Many investors interviewed for the report noted clear improvements in comparison to the first study, which was also conducted by the EBRD and IHS Markit, a global information provider.
While the short-term impact of the covid-19 crisis is already affecting the global economy, medium- and long-term changes will potentially bring many EBRD countries into the focus when investment decisions are being made.
A new study covers US$ 250 billion of investment and over 220 of the top institutional investors in the EBRD's regions.
The report analyses crucial factors such as ease of trading, market capitalisation and infrastructure, the free-float and liquidity status of issuers, the number of listings and standards of corporate governance and transparency, as well as the wider context.
Investors emphasised the importance of having a broad investment universe, so as to access more opportunities in the search for returns, particularly in a low-interest-rate environment.
As markets continued to open up and deepen, the number of attractive investment opportunities grew.
Diversification was highlighted as particularly relevant in 2019, with a number of investors concerned about a global macroeconomic slowdown and looking to enter new markets to hedge their portfolios or otherwise identify individual opportunities.
Markets with global export sectors, perceived as removed from regional consumption trends, were particularly popular.
Respondents cited a number of topics that would increase the attractiveness of the EBRD regions.
Interviewees noted that high growth rates in south eastern Europe, reforms in Central Asia, the potential for “catch-up” in eastern Europe and low valuations in the southern and eastern Mediterranean (SEMED) region were key drivers.
They also cited attractive demographic trends in Turkey (and in the wider BRICS countries – Brazil, Russia, India, China and South Africa), high dividends in Russia, the broadening of central European stock markets and the liberalisation of formerly closed-off economic systems across the EBRD’s regions as key factors that would increase attractiveness.
While investors described a multitude of positive changes, they also identified the risks they continue to face.
Market participants remain concerned about regulation, corporate governance, freedom to conduct business, liquidity, political uncertainty, poor execution of intended reforms and a global macroeconomic slowdown.
Investors also noted that political trends in Europe were fuelling ever more uncertainty.

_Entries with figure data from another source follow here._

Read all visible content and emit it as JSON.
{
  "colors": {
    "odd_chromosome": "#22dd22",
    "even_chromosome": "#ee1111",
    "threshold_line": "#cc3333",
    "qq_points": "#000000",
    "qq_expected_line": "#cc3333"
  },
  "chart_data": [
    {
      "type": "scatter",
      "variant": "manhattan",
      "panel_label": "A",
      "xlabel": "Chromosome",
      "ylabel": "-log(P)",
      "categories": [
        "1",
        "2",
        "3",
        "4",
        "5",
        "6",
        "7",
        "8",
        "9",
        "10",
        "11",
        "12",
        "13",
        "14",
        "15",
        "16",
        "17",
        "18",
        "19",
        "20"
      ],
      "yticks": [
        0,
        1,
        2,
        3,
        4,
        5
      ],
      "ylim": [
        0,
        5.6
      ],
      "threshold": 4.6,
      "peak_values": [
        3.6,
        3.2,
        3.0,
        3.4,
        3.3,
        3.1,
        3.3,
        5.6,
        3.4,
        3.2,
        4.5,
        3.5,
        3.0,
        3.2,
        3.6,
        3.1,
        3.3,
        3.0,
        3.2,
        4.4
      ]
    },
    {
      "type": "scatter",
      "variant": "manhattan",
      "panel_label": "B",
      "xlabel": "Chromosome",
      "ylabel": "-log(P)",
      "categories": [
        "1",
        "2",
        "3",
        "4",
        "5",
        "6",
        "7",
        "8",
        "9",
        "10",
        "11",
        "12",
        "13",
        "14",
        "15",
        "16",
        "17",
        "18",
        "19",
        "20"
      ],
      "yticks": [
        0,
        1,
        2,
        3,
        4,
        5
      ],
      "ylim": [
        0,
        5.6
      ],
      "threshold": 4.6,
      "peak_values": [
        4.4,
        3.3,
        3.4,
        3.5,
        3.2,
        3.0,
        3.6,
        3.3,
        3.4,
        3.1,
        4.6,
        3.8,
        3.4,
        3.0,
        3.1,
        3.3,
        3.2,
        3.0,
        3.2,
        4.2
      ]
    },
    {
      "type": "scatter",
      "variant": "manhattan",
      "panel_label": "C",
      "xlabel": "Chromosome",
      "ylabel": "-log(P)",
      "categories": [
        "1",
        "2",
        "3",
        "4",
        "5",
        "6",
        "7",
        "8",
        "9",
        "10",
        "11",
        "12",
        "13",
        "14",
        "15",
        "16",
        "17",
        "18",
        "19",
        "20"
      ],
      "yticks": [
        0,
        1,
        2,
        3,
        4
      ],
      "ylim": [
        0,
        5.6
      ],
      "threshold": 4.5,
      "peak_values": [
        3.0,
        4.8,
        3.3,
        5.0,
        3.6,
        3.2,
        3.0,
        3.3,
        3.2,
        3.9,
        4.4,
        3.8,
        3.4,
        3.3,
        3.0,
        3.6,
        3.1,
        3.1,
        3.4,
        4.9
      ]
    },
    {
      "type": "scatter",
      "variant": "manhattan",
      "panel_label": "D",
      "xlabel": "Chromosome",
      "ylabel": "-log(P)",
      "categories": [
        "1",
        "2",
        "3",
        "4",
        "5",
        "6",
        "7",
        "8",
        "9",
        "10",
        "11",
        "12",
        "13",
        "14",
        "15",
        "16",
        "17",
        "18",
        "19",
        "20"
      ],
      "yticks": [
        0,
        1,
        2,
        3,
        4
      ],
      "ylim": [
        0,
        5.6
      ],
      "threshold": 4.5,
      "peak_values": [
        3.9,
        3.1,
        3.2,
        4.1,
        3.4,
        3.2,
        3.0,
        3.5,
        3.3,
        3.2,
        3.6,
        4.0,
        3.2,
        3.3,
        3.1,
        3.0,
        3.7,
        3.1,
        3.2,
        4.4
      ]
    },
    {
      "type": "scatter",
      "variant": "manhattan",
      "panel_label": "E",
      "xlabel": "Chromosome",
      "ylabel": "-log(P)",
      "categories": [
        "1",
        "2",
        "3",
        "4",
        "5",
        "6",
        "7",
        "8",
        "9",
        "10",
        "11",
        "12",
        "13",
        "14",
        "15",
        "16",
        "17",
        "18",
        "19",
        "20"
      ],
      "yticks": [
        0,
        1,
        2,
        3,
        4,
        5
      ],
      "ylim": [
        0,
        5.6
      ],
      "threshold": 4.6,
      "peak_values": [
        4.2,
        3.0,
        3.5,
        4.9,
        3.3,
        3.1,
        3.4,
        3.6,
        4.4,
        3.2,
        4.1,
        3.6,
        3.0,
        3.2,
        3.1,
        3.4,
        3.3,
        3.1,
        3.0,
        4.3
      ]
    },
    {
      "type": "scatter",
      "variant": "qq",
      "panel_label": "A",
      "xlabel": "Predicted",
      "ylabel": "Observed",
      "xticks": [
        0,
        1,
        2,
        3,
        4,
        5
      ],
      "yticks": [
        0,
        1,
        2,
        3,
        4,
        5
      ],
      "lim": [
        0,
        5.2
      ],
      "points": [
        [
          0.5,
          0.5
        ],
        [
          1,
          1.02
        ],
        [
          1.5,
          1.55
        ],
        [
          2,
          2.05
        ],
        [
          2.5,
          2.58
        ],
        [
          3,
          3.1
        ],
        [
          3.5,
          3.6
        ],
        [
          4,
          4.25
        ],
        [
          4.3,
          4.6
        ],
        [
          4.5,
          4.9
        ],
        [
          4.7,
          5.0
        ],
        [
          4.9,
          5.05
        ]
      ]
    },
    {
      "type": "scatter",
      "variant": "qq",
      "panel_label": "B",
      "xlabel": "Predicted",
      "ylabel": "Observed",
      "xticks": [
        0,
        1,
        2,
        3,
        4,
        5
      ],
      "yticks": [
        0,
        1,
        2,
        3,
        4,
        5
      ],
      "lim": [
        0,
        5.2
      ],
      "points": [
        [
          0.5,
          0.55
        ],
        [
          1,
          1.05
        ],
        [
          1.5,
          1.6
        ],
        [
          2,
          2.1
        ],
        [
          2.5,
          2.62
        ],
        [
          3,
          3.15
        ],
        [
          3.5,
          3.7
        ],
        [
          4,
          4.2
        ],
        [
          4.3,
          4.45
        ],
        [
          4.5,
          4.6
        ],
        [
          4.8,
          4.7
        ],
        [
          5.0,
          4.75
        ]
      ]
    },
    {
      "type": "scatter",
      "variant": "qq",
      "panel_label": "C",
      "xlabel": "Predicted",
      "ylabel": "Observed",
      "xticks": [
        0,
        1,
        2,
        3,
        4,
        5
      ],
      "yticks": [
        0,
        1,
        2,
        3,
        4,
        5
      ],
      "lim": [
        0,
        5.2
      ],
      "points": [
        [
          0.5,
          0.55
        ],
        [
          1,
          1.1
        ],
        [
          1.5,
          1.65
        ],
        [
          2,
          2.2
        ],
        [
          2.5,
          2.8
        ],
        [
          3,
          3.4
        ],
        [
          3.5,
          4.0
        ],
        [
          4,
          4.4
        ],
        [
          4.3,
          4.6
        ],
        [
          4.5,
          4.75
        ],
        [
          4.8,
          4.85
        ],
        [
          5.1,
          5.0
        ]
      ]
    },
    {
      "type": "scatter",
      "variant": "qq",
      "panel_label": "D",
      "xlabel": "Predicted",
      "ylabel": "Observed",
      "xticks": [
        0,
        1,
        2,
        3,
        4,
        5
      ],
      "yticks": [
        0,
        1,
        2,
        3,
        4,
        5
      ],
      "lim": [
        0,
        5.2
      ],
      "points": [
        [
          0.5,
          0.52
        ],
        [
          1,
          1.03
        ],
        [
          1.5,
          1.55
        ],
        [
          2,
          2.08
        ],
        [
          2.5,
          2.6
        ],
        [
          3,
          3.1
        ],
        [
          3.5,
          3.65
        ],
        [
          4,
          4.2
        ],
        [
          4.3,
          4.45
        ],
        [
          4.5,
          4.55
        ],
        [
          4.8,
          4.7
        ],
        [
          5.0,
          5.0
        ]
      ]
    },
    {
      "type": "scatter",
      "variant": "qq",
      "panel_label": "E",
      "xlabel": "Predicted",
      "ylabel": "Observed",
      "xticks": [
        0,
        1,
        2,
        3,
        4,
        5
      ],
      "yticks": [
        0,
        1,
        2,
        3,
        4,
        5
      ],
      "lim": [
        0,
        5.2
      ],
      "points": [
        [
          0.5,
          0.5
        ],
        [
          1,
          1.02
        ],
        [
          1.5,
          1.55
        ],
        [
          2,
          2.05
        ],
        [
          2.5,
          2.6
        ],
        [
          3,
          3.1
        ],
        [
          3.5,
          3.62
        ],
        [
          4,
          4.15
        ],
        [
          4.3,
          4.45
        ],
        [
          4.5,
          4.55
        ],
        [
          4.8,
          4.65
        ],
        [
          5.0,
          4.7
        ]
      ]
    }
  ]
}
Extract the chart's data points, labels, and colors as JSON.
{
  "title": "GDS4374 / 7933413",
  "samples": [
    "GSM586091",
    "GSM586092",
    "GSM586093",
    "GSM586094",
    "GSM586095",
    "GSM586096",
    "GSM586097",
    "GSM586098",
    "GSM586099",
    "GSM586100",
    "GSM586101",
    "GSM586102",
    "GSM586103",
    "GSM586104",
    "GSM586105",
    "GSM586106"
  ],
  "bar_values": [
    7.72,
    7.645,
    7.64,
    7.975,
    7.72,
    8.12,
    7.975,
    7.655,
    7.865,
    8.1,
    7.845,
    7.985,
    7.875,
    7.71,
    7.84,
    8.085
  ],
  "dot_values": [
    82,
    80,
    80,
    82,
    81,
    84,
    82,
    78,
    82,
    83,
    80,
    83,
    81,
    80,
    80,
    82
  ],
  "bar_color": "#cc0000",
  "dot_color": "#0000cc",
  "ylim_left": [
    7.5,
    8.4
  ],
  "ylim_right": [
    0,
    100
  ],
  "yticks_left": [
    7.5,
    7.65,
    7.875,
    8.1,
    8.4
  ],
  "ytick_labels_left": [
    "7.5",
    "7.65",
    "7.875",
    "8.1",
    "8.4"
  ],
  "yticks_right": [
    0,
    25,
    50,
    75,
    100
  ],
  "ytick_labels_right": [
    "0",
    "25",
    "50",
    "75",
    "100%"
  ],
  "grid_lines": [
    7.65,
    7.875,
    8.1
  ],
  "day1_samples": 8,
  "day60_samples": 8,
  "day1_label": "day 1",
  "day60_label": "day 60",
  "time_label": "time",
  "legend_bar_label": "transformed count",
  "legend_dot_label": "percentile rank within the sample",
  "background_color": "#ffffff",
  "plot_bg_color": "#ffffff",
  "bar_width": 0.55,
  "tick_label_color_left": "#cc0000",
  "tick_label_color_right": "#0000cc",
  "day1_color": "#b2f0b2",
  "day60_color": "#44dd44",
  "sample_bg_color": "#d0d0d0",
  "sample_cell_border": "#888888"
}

They underlined the risk of countries not completing planned reform packages and reverting to old ways.
Investors also voiced concern that certain administrations might roll back labour-market reforms or anti-corruption laws and lessen the independence of key institutions.
While the wider political environment is seen as increasingly challenging, investors also noted a marked improvement in corporate governance.
More than 70 per cent of the those interviewed for the report regard Environmental, Social and Governance as an important factor of investment decisions in the EBRD regions, an increase by 14 per cent from the survey in 2017.